Computational anatomy aims to develop computer processing methods to enrich diagnosis by extracting objective and clinically useful information from medical images. The deployment of such methods remains limited for the exploration of soft tissue organs, especially for the study of pelvic floor disorders and neuromuscular diseases via magnetic resonance imaging. In these domains, the segmentation step is essential to allow the characterization of physiological alterations occurring within the organs of interest. The high phenotypic variability in these pathologies has so far limited the development of robust automatic segmentation methods, limiting clinical research on large populations. To overcome this challenge, the main contribution of my thesis was the development of a supervised segmentation approach based on diffeomorphic image registration propagation methods.

Characterization of physiological alterations in skeletal muscle by quantitative MRI

The development of segmentation methods for muscle soft tissues has allowed the 3D exploration of MRI images on large populations of patients with neuromuscular diseases. The transposition of our methodology into user-friendly tools has enabled us to overcome the barrier of clinical use. Therefore, in collaboration with clinicians from the neurology department of the CHU de la Timone in Marseille, several studies have been conducted on the characterization of physiological alterations occurring at the level of individual muscles in various pathologies and during physical exercises. These studies have notably confirmed the potential of quantitative MRI scores as biomarkers of neuromuscular pathologies.
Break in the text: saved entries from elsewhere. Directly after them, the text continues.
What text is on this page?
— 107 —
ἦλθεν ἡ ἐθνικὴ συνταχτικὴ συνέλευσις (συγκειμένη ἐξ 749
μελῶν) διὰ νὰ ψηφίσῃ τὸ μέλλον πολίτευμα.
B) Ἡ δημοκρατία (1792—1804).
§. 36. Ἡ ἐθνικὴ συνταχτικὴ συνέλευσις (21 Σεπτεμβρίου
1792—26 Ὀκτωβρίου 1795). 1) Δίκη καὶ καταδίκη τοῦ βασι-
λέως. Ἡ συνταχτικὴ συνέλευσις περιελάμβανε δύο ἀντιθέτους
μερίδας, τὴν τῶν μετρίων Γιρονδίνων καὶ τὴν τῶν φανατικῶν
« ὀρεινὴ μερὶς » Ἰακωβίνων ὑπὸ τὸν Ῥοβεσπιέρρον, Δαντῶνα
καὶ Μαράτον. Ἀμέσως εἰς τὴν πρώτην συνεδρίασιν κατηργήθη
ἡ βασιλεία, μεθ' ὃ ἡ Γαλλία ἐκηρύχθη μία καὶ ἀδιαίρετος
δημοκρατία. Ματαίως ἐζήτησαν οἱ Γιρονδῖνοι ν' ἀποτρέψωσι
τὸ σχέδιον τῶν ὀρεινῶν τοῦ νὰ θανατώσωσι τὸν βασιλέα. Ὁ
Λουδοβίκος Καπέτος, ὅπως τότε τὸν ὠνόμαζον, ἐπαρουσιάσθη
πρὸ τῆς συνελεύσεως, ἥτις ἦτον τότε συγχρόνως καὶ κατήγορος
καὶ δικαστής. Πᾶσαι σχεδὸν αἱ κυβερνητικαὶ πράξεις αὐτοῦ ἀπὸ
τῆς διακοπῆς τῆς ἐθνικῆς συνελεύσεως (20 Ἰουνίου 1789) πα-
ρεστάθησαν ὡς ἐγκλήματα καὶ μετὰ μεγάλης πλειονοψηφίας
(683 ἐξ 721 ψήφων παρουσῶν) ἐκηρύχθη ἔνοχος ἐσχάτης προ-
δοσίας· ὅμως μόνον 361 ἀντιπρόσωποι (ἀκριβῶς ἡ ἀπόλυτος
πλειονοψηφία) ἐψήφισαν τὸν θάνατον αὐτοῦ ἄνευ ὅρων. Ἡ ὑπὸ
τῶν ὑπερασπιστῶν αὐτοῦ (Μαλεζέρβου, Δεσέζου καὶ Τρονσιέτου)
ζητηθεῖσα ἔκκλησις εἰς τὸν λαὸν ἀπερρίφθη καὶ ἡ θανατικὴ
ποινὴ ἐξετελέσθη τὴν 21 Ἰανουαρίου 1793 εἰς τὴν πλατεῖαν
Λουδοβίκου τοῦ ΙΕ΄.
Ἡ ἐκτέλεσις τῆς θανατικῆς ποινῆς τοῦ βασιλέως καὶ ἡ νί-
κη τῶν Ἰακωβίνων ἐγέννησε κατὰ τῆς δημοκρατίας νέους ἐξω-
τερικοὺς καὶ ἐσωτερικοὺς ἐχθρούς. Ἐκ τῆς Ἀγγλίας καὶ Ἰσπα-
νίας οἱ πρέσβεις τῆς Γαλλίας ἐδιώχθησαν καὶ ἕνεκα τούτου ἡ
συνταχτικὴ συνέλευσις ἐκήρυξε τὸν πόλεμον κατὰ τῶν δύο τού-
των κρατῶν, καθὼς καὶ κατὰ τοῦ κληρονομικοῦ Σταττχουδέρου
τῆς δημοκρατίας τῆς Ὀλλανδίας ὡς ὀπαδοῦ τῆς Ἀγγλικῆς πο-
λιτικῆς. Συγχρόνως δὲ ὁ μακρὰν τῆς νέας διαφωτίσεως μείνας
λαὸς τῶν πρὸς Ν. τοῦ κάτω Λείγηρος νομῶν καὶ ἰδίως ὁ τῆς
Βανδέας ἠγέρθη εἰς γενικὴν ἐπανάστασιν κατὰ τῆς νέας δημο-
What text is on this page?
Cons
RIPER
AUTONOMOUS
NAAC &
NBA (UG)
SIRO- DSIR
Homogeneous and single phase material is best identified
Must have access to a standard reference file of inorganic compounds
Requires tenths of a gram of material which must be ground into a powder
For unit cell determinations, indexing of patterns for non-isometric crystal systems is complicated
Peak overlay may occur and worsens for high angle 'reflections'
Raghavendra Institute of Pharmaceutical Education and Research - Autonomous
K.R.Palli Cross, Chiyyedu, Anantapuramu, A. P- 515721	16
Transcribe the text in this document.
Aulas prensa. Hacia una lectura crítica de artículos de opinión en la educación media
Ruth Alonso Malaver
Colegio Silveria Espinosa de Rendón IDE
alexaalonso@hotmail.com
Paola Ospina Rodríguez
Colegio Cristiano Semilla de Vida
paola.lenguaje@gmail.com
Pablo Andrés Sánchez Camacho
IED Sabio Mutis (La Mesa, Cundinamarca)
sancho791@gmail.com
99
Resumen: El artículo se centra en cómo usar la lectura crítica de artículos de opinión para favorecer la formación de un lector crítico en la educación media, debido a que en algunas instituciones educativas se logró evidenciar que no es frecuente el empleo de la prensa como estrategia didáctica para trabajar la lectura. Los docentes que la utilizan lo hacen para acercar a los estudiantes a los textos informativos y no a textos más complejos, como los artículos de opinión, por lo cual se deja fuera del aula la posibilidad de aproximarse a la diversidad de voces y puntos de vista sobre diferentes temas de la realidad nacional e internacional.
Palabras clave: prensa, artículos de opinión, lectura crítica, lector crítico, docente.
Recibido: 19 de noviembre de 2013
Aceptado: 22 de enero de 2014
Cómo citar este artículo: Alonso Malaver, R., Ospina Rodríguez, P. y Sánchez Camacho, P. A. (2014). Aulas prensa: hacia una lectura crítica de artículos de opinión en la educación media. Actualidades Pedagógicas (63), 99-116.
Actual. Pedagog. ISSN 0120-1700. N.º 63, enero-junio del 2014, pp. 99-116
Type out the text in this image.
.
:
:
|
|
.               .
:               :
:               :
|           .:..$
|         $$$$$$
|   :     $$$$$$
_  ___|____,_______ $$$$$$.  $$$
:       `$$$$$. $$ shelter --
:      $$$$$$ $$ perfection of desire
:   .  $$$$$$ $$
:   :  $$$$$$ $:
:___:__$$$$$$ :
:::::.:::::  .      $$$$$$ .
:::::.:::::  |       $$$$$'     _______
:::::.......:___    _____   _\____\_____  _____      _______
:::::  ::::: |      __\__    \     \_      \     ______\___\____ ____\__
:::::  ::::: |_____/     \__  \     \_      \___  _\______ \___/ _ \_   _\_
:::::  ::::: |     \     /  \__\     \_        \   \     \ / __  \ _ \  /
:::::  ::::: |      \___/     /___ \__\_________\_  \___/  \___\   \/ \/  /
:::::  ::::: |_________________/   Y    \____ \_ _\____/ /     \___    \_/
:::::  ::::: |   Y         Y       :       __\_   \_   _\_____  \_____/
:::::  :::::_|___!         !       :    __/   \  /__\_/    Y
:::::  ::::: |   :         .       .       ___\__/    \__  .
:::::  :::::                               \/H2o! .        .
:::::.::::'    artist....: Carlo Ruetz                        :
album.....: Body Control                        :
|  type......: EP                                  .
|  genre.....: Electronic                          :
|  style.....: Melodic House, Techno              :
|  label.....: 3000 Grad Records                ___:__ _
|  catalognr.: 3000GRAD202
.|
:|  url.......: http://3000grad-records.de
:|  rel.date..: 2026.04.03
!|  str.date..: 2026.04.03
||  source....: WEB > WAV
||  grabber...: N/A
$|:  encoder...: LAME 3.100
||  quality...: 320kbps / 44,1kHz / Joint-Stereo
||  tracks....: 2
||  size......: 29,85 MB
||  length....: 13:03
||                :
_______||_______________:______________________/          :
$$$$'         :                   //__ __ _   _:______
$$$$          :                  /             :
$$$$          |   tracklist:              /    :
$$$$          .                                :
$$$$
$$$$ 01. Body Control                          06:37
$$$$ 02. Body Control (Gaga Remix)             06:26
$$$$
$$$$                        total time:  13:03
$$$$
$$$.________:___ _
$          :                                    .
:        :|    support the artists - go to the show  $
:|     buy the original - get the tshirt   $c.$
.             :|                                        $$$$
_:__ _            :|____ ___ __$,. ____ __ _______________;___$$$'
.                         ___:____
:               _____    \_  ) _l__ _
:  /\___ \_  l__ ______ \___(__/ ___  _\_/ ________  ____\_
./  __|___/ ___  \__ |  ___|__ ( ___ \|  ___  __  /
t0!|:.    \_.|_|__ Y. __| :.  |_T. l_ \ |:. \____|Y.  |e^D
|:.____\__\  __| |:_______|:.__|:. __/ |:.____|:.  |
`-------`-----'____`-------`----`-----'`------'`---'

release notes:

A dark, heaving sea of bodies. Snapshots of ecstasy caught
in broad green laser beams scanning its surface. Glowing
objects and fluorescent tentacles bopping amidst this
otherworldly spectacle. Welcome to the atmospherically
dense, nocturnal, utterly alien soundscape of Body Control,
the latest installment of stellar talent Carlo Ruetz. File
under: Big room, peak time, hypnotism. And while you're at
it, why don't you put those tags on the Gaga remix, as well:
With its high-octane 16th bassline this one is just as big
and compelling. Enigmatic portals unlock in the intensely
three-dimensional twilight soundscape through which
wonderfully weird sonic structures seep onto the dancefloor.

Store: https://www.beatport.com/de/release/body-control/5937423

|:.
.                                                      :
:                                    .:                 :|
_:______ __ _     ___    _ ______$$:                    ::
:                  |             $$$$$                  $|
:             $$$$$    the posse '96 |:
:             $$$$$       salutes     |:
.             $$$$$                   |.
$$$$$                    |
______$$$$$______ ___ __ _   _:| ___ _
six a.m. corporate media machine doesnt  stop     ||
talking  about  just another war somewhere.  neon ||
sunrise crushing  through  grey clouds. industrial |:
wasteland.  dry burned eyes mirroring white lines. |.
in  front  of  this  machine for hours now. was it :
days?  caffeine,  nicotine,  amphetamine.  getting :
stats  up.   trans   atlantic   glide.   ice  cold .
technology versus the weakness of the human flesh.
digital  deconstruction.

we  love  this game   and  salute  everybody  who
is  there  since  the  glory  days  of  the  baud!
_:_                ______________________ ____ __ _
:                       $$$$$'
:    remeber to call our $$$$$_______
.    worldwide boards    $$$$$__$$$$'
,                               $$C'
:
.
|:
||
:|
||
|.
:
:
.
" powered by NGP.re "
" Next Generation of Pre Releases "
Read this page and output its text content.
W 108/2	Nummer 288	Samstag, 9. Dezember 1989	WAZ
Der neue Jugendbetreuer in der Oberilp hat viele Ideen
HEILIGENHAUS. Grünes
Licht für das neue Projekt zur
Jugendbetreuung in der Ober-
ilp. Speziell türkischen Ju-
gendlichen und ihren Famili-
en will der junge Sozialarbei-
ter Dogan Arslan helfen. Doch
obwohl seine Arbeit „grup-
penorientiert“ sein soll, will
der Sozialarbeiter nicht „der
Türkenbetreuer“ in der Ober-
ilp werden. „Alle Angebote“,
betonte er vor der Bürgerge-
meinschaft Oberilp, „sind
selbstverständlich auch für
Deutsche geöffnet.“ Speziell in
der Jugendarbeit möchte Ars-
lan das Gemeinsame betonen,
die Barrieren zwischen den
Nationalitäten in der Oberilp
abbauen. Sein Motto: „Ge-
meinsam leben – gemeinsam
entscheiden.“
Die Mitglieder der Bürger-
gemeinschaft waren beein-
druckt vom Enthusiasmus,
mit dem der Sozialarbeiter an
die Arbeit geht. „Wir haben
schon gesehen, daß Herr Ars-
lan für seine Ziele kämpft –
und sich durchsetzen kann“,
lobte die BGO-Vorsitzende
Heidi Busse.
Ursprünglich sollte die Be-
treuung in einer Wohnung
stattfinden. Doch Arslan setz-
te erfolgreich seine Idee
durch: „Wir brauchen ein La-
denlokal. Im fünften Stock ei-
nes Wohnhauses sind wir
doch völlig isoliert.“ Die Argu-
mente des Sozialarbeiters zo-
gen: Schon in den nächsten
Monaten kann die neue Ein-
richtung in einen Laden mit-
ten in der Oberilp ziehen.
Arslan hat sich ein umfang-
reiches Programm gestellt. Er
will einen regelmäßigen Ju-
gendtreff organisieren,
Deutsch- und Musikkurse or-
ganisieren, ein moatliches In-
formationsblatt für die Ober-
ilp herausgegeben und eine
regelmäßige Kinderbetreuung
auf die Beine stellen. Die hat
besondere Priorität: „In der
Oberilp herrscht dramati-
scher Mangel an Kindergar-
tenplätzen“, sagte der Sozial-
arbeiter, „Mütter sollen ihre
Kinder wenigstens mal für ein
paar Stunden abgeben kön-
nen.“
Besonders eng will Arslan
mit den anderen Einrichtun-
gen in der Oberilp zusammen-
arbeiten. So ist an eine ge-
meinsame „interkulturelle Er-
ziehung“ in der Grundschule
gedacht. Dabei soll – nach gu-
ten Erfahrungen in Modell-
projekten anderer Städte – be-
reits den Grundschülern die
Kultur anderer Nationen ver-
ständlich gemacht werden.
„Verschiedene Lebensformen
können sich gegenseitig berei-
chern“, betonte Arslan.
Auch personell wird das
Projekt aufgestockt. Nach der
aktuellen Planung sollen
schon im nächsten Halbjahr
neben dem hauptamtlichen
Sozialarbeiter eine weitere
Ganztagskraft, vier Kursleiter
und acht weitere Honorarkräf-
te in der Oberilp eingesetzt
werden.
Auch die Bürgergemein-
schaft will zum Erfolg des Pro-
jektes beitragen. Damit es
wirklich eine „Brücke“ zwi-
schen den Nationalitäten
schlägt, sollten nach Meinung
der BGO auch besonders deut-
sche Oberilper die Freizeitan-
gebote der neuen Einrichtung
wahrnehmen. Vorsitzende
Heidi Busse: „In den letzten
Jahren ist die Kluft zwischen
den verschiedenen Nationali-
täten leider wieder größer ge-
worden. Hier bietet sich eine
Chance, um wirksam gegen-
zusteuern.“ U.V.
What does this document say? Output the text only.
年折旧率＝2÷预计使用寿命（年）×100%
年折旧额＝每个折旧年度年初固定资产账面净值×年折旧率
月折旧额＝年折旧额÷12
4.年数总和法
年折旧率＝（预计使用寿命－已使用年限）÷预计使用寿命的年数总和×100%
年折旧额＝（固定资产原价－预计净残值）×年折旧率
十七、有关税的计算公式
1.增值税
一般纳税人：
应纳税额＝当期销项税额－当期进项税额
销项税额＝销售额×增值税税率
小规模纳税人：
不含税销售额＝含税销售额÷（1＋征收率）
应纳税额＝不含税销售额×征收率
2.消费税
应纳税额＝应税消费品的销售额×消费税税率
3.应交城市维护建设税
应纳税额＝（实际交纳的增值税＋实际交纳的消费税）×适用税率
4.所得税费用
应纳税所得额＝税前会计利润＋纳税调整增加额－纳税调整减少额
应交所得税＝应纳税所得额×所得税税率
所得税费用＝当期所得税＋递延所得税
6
3D reconstruction and characterization of pelvic organ deformations

We proposed the development of a comprehensive methodology for 3D+t representation of pelvic organs. We combined state-of-the-art multi-planar 2D dynamic MRI techniques with our semi-automated segmentation method and geometric non-linear registration approaches to reconstruct dynamic 3D volumes of pelvic organs during loading exercises. To our knowledge, our approach has been the first to propose a dynamic 3D observation of the pelvic region as well as a dynamic 3D representation of the organs. Moreover, the organ reconstruction process allowed a direct characterization of the 3D deformations undergone by the pelvic organs during loading exercises.